In this regard, Power Integrations mainly tackles the issue of controlling the low-voltage power supply for the inverter. In traditional designs, the 12V conventional low-voltage power supply architecture is used, and the low-voltage input path must provide redundancy to meet ASIL requirements. This is mainly due to compliance considerations. In the absence of 12V power input conditions, the charge on the bus capacitor cannot be released actively.

Note: Companies typically address design concerns through an additional discharge resistor.

▲Figure 1. Inverter control

So, from the perspective of Power Integrations’ considerations, the inverter needs to work under both 12V low-voltage and high-voltage power supplies (supporting 400V and 800V systems) to allow safety functions to work without voltage, enabling the MCU to perform safety releases.

▲Figure 2. Two alternative paths

▲Figure 3. Detection triggering and action

Power Integrations’ specific solution is to design an InnoSwitch™3-AQ flyback switch, which is certified by AECQ for automobiles. This module combines primary and secondary controllers and safety feedback circuits into a single IC.

▲Figure 4. Description of PI's main chip▲Figure 5. Schematic design of PI's PCBA

▲Figure 6. Physical design of PI's PCBA

From a high-level perspective, the functions of the vehicle are divided into different safety levels, which require the configuration of redundancy for different safety needs. For example, a separate 12V power supply system is configured for some important units, such as the future core actuators (brakes and steering), with a design of two batteries, two DCDC converters, and distribution lines.

▲Figure 7. How should the voltage distribution architecture change?

▲Figure 8. Future-oriented decomposition, dual 12V architecture

Of course, such configuration may not be reasonable. From the perspective of centralized architecture, it is possible to directly divide them into two types: dual DCDC single battery + dual battery or single DC-DC different modes.

▲Figure 9. To save more, either dual DCDC or dual battery

Moreover, if we expand our imagination, we can directly configure an independent computing power supply path based on high-level integration to provide high-voltage power supply paths for the computing platform, making the DCDC module similar to PI’s vision, which may be a more direct way.

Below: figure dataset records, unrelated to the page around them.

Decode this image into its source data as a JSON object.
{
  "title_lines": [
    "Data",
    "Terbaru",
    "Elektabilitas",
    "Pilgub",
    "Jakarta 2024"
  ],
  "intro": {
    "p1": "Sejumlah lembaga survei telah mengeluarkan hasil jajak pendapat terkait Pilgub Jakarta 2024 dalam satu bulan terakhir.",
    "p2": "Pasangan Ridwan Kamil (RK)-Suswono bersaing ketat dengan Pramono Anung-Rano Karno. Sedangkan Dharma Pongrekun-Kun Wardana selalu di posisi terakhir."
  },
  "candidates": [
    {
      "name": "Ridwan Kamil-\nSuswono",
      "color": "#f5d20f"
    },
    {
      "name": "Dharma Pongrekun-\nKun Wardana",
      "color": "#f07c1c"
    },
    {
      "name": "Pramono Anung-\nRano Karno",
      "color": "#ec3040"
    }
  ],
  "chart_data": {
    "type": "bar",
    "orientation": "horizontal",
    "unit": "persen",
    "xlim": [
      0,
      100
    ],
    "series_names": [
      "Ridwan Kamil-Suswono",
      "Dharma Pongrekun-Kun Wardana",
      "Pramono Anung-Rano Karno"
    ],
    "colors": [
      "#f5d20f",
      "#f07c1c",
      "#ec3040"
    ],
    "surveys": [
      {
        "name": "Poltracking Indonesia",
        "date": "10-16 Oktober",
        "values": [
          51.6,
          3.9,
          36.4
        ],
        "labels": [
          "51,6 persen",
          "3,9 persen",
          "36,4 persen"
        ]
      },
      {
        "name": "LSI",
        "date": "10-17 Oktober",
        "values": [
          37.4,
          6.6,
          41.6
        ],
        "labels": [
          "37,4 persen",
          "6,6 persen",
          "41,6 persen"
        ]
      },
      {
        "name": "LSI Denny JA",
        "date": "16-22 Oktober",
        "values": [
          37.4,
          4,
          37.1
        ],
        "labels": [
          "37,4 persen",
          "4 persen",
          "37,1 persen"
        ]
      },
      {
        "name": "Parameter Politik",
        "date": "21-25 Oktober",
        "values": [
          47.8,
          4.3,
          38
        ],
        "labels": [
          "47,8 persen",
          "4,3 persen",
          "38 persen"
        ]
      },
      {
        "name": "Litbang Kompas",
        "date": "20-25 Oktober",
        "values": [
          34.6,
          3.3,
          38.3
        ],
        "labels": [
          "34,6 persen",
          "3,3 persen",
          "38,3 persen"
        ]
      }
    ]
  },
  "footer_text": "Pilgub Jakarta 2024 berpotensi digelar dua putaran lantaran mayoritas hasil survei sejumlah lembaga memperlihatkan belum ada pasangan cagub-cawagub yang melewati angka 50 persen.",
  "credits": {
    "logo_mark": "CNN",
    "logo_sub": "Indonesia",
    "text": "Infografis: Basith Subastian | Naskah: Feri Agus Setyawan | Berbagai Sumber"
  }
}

One interesting example I have heard before is to use two high-voltage batteries of different sizes to completely replace the original 12V battery, realizing the concept of never power-off in the power supply system. In fact, the preparation of two high-voltage configuration inputs ensures that low voltage is never lacking, so the high-voltage DCDC module can be distributed, which is another solution.## Summary:

In my personal opinion, all supercomputing platforms are equipped with power architectures that match high computing power, and it may be more reasonable to directly use a DCDC (400/800 -48/12V) power supply design for future supercomputing platforms if high voltage is provided locally.

It may not be reasonable to supply power with 12V overall because the path is too long.